Service number: 4803251 | Rank: Private | Regiment: 6th Battalion, Lincolnshire Regiment.
Killed in action, April 22, 1943, in Tunisia.
Buried at MASSICAULT WAR CEMETERY, Borj el Amri, Manouba, Tunisia. (Massicault)
Len was not a native of Brandon and his connection to the town is by virtue of him, and his battalion, being stationed in (near) the town during the war. Evidence of this is provided by a birthday card sent to him, by his brother Eric, while he was in Brandon in 1941. The card reads,
Dear Len. Just a card to wish you many happy returns. From Eric. Good luck Len
… followed by 22 kisses, one for each year of Len’s life.
So what do we know 0f Len?
Len (Leonard) was born to John William and Harriet Emma Riley (nee Parker), of Bourne, Lincolnshire, and his birth was registered in the third-quarter of 1919 (July, August, September) of that town. It seems Len had a sister, Kathleen (born 1923), and two brothers, Jeffrey (born 1926) and Eric (born 1929). This would make Eric about 13 years old when he sent the card to his older brother.
We know that Len was in the Territorial Army when war broke out in 1939, and was one of those sent over to protect France from the German Army soon after. The early years of war did not go well for Great Britain and soon the army was in retreat and thousands of soldiers were evacuated from the beaches of Dunkirk in June 1940, Len was one of them. After this time his unit would have had to regroup on the British mainland before being re-armed. There would also need to be re-training in new tactics and the use of new weapons, hence his stay at Brandon in 1941. Sometime after he was shipped out to the deserts of North Africa.
The following is an extract from a website featuring an account of Lance Corporal Derek Birch, who served with the Lincolnshire Regiment through WW2. (http://www.thelincolnshireregiment.org/derekbirch/derekbirch.pdf)

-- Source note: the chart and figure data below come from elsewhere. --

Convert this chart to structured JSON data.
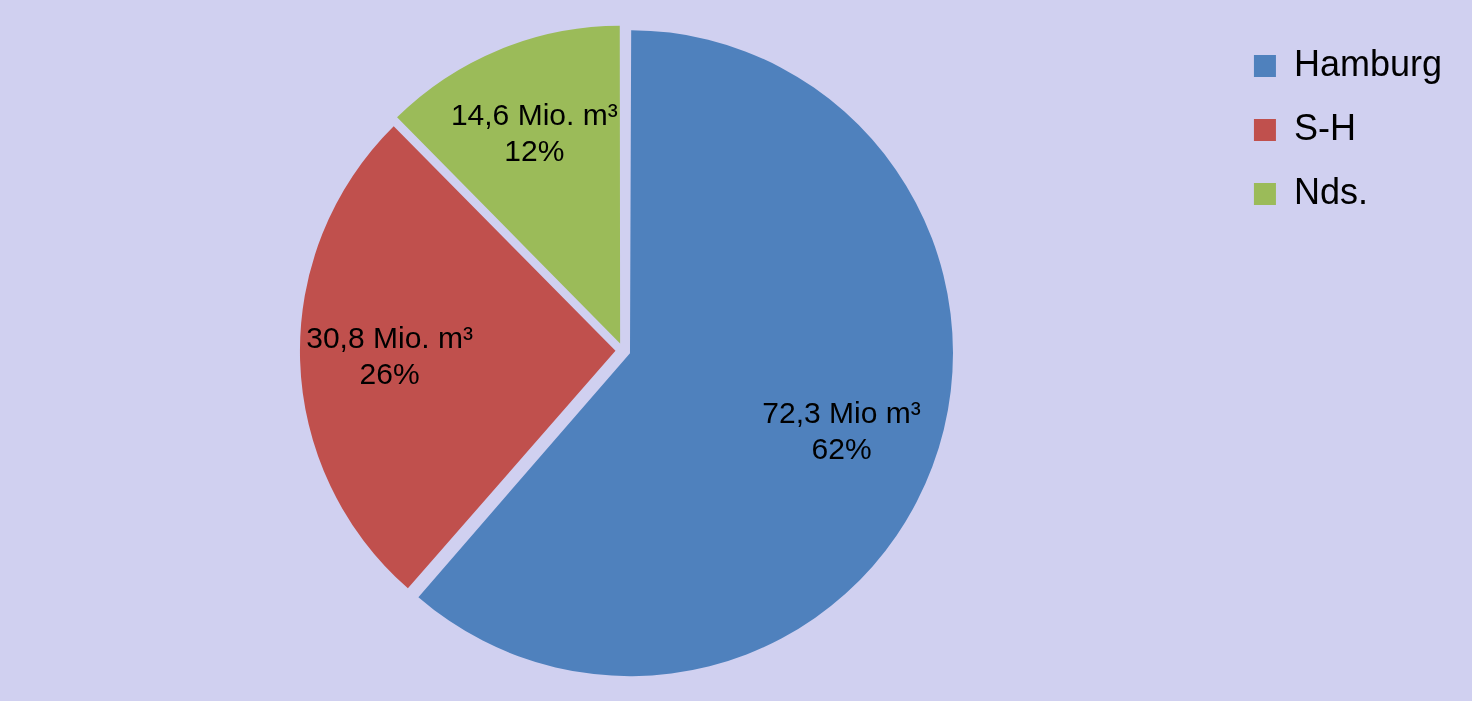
{
  "chart_data": {
    "type": "pie",
    "categories": [
      "Hamburg",
      "S-H",
      "Nds."
    ],
    "values": [
      72.3,
      30.8,
      14.6
    ],
    "colors": [
      "#4f81bd",
      "#c0504d",
      "#9bbb59"
    ],
    "value_labels": [
      "72,3 Mio m³\n62%",
      "30,8 Mio. m³\n26%",
      "14,6 Mio. m³\n12%"
    ],
    "legend": "top right"
  }
}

After that we went to Thetford Forest. That was a terrible place. There were Nissan huts all over the area but we only saw our own Company. We saw the Battalion for meals but after that we dispersed among the trees and saw only the Company. There were sixteen in each Nissan hut, bunk beds, a table at each end with an acetylene lamp and a large wash bowl on it. Two of the lads went each morning to fetch a pail of water to share between the bowls and eight men washed and shaved in each bowl. There was an earth floor. We didn’t go out at night because there were slit trenches all over the place. About once a month we were taken by truck to King’s Lynn for an afternoon and evening…
In January 1943 Len’s battalion arrived at Algiers. On 24th April 1943 Len was killed in action and buried nearby. With the to-ing and fro-ing of action burial plots became scattered, so when the campaign in North Africa was over work began on consolidating these plots into large, more manageable, war cemeteries. On 14th July 1944, his body was exhumed and reburied in Massicault. His headstone is of a white cross with the inscription … “No morning dawns, no night returns, but what we think of you.”
UPDATE: 23rd April 2017
I have been contacted by Jeffrey’s grandson, Daniel Riley, living in Australia, who contacted me and provided images of Len, thus putting a face to the name. Thank you to Daniel.